Beş yıllık faşist saldırganlık ve savaş siyasetine dayanarak rejimi Saray merkezli olarak reorganize eden AKP-MHP koalisyonu, yeni durumda limitine varan siyasi, ekonomik, askeri, toplumsal kriz ve kaosun basıncı altındadır ve önümüzdeki günlerde bunu çok daha açık ve çarpıcı test etme şansımız olacak. İşgalin ilk dakikalarında telaşla Sarayın hizasına dizilen düzen muhalefetinden yükselen homurtulardan, ebedi düşman ilan edilen Esad’ın kapısına koşan Saray temsilcilerine uzanan panik ve karmaşa havası devlet krizinin ve çatlaklarının genişleyeceğine dair ilk veriler olarak değerlendirilebilir. Dahası büyük bir gürültü eşliğinde ve neredeyse tek sesli kirli propagandaya rağmen, halklarımızda faşist bir cereyanın örgütlenememiş olması da bir veri olarak kaydedilmelidir. Ortaya çıkan yeni durumda ekonomik krizin daha da derinleşeceği ve rejimle kitleler arasındaki çözücü etkisinin de limitine ulaşacağını söyleyebiliriz. 

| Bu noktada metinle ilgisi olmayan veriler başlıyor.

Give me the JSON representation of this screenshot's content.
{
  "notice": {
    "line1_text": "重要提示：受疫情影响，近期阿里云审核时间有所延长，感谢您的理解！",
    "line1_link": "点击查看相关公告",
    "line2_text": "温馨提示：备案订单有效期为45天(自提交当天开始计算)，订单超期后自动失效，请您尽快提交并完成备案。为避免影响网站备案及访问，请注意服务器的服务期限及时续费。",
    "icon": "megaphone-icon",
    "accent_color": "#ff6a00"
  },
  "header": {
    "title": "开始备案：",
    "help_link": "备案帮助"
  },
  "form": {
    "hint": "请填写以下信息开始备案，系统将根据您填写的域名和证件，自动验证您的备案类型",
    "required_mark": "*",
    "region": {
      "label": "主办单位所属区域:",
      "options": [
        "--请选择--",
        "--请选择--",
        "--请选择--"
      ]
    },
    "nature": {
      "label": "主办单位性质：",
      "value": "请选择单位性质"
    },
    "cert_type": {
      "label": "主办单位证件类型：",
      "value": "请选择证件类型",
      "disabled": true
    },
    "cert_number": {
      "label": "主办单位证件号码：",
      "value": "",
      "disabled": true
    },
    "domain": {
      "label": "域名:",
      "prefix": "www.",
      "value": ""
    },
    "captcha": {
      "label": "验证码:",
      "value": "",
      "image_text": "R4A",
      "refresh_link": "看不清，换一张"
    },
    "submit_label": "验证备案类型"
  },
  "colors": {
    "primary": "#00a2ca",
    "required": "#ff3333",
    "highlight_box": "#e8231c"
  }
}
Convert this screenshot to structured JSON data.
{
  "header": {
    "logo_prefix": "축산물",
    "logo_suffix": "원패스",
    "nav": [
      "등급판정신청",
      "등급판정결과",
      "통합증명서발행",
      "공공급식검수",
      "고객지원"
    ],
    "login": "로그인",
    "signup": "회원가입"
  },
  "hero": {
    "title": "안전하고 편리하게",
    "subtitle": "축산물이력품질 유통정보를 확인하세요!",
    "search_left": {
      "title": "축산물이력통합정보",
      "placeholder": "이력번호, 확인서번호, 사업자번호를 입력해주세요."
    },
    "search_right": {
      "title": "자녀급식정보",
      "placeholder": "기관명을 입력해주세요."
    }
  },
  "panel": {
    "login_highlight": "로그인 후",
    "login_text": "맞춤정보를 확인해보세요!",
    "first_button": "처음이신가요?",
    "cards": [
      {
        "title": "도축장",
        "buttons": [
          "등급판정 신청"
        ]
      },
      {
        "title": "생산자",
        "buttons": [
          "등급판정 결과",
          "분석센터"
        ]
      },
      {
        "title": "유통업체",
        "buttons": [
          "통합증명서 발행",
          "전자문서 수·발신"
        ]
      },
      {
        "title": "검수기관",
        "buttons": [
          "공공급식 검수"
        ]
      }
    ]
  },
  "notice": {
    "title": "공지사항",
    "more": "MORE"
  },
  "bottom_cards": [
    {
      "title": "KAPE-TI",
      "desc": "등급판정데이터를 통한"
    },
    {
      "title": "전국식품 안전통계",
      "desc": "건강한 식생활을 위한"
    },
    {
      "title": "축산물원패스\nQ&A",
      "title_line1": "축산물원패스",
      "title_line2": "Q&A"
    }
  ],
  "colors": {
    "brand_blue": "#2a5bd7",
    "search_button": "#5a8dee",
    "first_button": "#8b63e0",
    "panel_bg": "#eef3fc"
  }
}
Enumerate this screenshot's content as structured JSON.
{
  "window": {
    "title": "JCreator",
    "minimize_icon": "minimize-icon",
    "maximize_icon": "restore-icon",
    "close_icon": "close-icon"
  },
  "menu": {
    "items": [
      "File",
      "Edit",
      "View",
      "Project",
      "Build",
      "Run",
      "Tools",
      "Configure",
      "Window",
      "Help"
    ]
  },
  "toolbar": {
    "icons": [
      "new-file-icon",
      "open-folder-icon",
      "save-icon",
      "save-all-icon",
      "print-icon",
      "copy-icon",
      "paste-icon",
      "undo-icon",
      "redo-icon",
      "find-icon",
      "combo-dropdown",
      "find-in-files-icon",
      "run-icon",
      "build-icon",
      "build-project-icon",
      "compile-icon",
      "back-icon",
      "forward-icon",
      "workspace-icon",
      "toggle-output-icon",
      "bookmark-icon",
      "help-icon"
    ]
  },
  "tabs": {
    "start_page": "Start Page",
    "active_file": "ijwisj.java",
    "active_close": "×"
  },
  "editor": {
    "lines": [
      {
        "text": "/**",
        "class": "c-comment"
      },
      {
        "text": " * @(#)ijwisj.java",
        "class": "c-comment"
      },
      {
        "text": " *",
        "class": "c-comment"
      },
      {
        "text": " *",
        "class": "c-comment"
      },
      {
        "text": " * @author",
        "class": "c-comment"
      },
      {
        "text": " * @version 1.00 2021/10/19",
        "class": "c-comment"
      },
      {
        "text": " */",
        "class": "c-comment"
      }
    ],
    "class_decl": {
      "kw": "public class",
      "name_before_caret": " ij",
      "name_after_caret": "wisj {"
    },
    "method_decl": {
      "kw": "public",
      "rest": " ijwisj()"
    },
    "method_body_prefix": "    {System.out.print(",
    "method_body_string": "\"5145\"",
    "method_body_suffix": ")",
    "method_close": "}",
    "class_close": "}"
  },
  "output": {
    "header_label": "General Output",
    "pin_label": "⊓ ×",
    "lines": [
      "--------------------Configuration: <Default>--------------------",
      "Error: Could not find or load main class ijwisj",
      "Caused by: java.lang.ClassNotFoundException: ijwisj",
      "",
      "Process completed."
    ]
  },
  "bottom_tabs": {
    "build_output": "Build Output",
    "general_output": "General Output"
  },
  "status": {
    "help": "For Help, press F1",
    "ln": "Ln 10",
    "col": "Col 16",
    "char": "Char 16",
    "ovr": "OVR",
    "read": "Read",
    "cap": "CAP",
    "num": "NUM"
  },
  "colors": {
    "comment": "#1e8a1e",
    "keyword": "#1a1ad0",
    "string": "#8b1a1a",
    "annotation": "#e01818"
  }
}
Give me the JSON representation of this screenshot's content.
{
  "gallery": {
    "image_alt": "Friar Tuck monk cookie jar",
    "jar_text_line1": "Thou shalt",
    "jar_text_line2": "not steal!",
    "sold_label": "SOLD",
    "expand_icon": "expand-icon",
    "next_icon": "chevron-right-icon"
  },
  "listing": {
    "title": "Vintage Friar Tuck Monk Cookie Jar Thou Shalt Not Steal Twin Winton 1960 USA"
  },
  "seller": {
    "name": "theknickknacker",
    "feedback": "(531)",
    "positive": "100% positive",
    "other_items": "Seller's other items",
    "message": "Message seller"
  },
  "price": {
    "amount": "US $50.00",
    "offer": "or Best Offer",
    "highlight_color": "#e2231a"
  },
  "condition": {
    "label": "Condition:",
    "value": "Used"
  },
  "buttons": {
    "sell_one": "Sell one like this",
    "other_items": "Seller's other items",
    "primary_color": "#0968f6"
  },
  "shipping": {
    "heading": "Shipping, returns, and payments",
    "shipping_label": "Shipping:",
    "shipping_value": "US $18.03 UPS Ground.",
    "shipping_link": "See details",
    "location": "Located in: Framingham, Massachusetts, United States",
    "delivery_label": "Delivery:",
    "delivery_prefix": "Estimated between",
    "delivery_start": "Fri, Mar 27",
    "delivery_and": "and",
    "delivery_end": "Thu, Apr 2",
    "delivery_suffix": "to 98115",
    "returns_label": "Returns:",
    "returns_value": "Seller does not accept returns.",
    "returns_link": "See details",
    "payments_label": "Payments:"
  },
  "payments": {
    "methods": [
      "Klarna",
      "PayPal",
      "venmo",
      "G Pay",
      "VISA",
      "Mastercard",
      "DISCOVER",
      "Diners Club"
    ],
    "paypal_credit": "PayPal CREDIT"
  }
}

Tüm süreci faşist saldırganlıkla, devrimci demokratik güçleri basınç altında tutarak yönetmeye çalışan Saray rejiminin bu kaos karşısında uzun süre tutunması oldukça zor görünmektedir. Burada asıl mesele, HDP başta gelmek üzere devrimci demokratik muhalefetin bu tabloyu devrimci bir sıçramanın zemini olarak değerlendirip değerlendiremeyeceği sorununda kilitlenmektedir.

Saray faşizminin devrimci demokratik muhalefet üzerindeki tazyikinin süreceği açıktır. Ancak buna rağmen gerek egemenler arası çatlaklar ve kaosun artma eğilimi gerekse de işçi sınıfı ve ezilenlerdeki gerilimden doğan patlama potansiyeli, devrimci demokratik muhalefetin önüne devasa imkanlar sermektedir. İlk andan itibaren büyük bir kitlesel karşı koyuşun ortaya çıkacağını iddia edemeyiz. Ancak biriken gerilime yön verecek öncü irade bu bakımdan temel bir rol oynayacaktır. Bu ancak ve ancak işçi sınıfı ve ezilenlerin çeşitli biçimlerde ve parçalı biçimde gelişen tepkilerini buluşturmak, faşizme karşı direniş kulvarına yönlendirmek için devrimci demokratik güçlerin her koldan bağımsız ve birleşik hareketi ile mümkün olacaktır. 

Ve hiç kuşkusuz, bu bedel kapılarından geçmeyi göze alan bir devrimci çizginin ürünü olabilir. Komünist önder Baran Serhad başta gelmek üzere, şehitlerin ayak izlerinden yürüyen komünistlerin ve siper yoldaşlarının direnişini faşizmin topyekûn yıkımına taşıyacak olan budur. Devrimi ezmek için işgale kalkışan faşist sömürgeciliği bataklıkla karşı karşıya bırakan Kuzey ve Doğu Suriye halklarının direniş ruhu, Türkiye’de faşizme karşı bir direniş hattı ile tahkim edilmelidir. Sosyalistlerin 25 yılda biriktirdiği cüret ve atılım ruhunun mevcut gerçeklik içinde somutlaşacağı yer burası olacaktır. 25. yıl kampanyası faşizme karşı tüm antifaşist güçlerin birleştirildiği ve mücadeleye sevk edildiği bir süreç olarak içeriklendirildiği oranda politik bir ağırlık kazanacak ve direnişin gücü karşısında çatırdayan faşizmin yıkılması için tarihsel rolünü oynayacaktır. Sömürgeci işgalciliğe karşı atılım cüretiyle öne sıçrayan direnişçilere verilecek en iyi yanıt, faşizme karşı atılımı yükseltmek ve devrimi Türkiye’ye taşımak olacaktır.